G. Metode Penelitian

Penelitian ini adalah penelitian yang bersifat deskriptif analisis, yaitu suatu penelitian yang bertujuan untuk mendeskripsikan atau mengambarkan dan menganalisis data yang diperoleh secara sistematis, faktual dan akurat tentang penerapan asas kepentingan terbaik bagi anak (The best interest of the child) dalam upaya menjauhkan anak dari penjara (Studi di kota Medan).
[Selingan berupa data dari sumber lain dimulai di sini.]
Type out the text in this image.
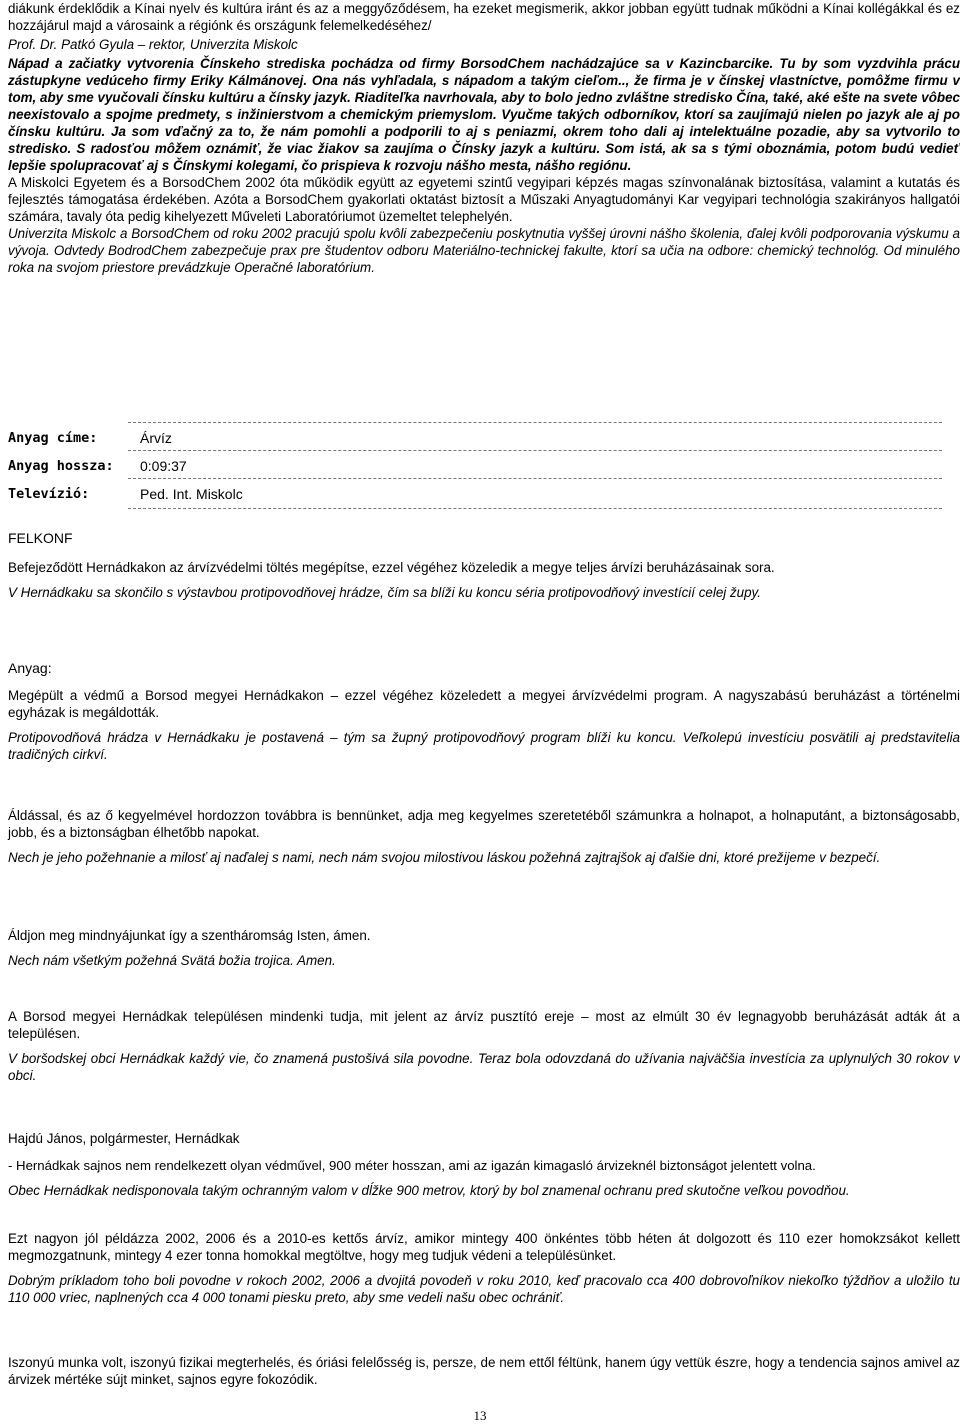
diákunk érdeklődik a Kínai nyelv és kultúra iránt és az a meggyőződésem, ha ezeket megismerik, akkor jobban együtt tudnak működni a Kínai kollégákkal és ez hozzájárul majd a városaink a régiónk és országunk felemelkedéséhez/

Prof. Dr. Patkó Gyula – rektor, Univerzita Miskolc

Nápad a začiatky vytvorenia Čínskeho strediska pochádza od firmy BorsodChem nachádzajúce sa v Kazincbarcike. Tu by som vyzdvihla prácu zástupkyne vedúceho firmy Eriky Kálmánovej. Ona nás vyhľadala, s nápadom a takým cieľom.., že firma je v čínskej vlastníctve, pomôžme firmu v tom, aby sme vyučovali čínsku kultúru a čínsky jazyk. Riaditeľka navrhovala, aby to bolo jedno zvláštne stredisko Čína, také, aké ešte na svete vôbec neexistovalo a spojme predmety, s inžinierstvom a chemickým priemyslom. Vyučme takých odborníkov, ktorí sa zaujímajú nielen po jazyk ale aj po čínsku kultúru. Ja som vďačný za to, že nám pomohli a podporili to aj s peniazmi, okrem toho dali aj intelektuálne pozadie, aby sa vytvorilo to stredisko. S radosťou môžem oznámiť, že viac žiakov sa zaujíma o Čínsky jazyk a kultúru. Som istá, ak sa s tými oboznámia, potom budú vedieť lepšie spolupracovať aj s Čínskymi kolegami, čo prispieva k rozvoju nášho mesta, nášho regiónu.

A Miskolci Egyetem és a BorsodChem 2002 óta működik együtt az egyetemi szintű vegyipari képzés magas színvonalának biztosítása, valamint a kutatás és fejlesztés támogatása érdekében. Azóta a BorsodChem gyakorlati oktatást biztosít a Műszaki Anyagtudományi Kar vegyipari technológia szakirányos hallgatói számára, tavaly óta pedig kihelyezett Műveleti Laboratóriumot üzemeltet telephelyén.

Univerzita Miskolc a BorsodChem od roku 2002 pracujú spolu kvôli zabezpečeniu poskytnutia vyššej úrovni nášho školenia, ďalej kvôli podporovania výskumu a vývoja. Odvtedy BodrodChem zabezpečuje prax pre študentov odboru Materiálno-technickej fakulte, ktorí sa učia na odbore: chemický technológ. Od minulého roka na svojom priestore prevádzkuje Operačné laboratórium.

Anyag címe:	Árvíz
Anyag hossza: 0:09:37
Televízió:	Ped. Int. Miskolc

FELKONF

Befejeződött Hernádkakon az árvízvédelmi töltés megépítse, ezzel végéhez közeledik a megye teljes árvízi beruházásainak sora.

V Hernádkaku sa skončilo s výstavbou protipovodňovej hrádze, čím sa blíži ku koncu séria protipovodňový investícií celej župy.

Anyag:

Megépült a védmű a Borsod megyei Hernádkakon – ezzel végéhez közeledett a megyei árvízvédelmi program. A nagyszabású beruházást a történelmi egyházak is megáldották.

Protipovodňová hrádza v Hernádkaku je postavená – tým sa župný protipovodňový program blíži ku koncu. Veľkolepú investíciu posvätili aj predstavitelia tradičných cirkví.

Áldással, és az ő kegyelmével hordozzon továbbra is bennünket, adja meg kegyelmes szeretetéből számunkra a holnapot, a holnaputánt, a biztonságosabb, jobb, és a biztonságban élhetőbb napokat.

Nech je jeho požehnanie a milosť aj naďalej s nami, nech nám svojou milostivou láskou požehná zajtrajšok aj ďalšie dni, ktoré prežijeme v bezpečí.

Áldjon meg mindnyájunkat így a szentháromság Isten, ámen.

Nech nám všetkým požehná Svätá božia trojica. Amen.

A Borsod megyei Hernádkak településen mindenki tudja, mit jelent az árvíz pusztító ereje – most az elmúlt 30 év legnagyobb beruházását adták át a településen.

V boršodskej obci Hernádkak každý vie, čo znamená pustošivá sila povodne. Teraz bola odovzdaná do užívania najväčšia investícia za uplynulých 30 rokov v obci.

Hajdú János, polgármester, Hernádkak

- Hernádkak sajnos nem rendelkezett olyan védművel, 900 méter hosszan, ami az igazán kimagasló árvizeknél biztonságot jelentett volna.

Obec Hernádkak nedisponovala takým ochranným valom v dĺžke 900 metrov, ktorý by bol znamenal ochranu pred skutočne veľkou povodňou.

Ezt nagyon jól példázza 2002, 2006 és a 2010-es kettős árvíz, amikor mintegy 400 önkéntes több héten át dolgozott és 110 ezer homokzsákot kellett megmozgatnunk, mintegy 4 ezer tonna homokkal megtöltve, hogy meg tudjuk védeni a településünket.

Dobrým príkladom toho boli povodne v rokoch 2002, 2006 a dvojitá povodeň v roku 2010, keď pracovalo cca 400 dobrovoľníkov niekoľko týždňov a uložilo tu 110 000 vriec, naplnených cca 4 000 tonami piesku preto, aby sme vedeli našu obec ochrániť.

Iszonyú munka volt, iszonyú fizikai megterhelés, és óriási felelősség is, persze, de nem ettől féltünk, hanem úgy vettük észre, hogy a tendencia sajnos amivel az árvizek mértéke sújt minket, sajnos egyre fokozódik.

13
Dalam penelitian ini digunakan metode penelitian yuridis-normatif dan dilengkapi dengan pendekatan yuridis-empiris. Pendekatan perundang-undangan

48 Ibid hal.70

49 Ibid

merupakan pendekatan utama dalam penelitian ini, karena yang menjadi pusat perhatian utama dalam penelitian ini.

2. Jenis dan Sumber Data

Jenis data dalam penelitian ini meliputi data primer dan data sekunder, namun penelitian ini menitikberatkan pada data sekunder, sedangkan data primer lebih bersikap menunjang. Sumber data yang digunakan terdiri dari sumber primer dan sumber sekunder. Untuk data sekunder berpusat pada undang-undang yang berlaku di Indonesia. Adapun sumber data sekunder yang digunakan berupa dokumen atau risalah perundang-undangan, Konvensi Hak-Hak Anak, Undang-Undang No.3 Tahun 1997 Tentang Pengadilan Anak, UU No.23 Tahun 2002 Tentang Perlindungan Anak, Undang-Undang No.39 Tahun 1999 Tentang HAM, Rancangan Undang-Undang Sistem Peradilan Anak, Pendapat para ahli hukum, hasil penelitian dan kegiatan ilmiah lainnya. Untuk data empiris digunakan data primer dari penelitian di Pengadilan Negeri Medan (PN Medan), Lembaga Pemasyarakatan Anak Klas II-A Medan, Lembaga Pemasyarakatan Wanita Klas II-B Medan dan Balai Pemasyarakatan Klas I Medan.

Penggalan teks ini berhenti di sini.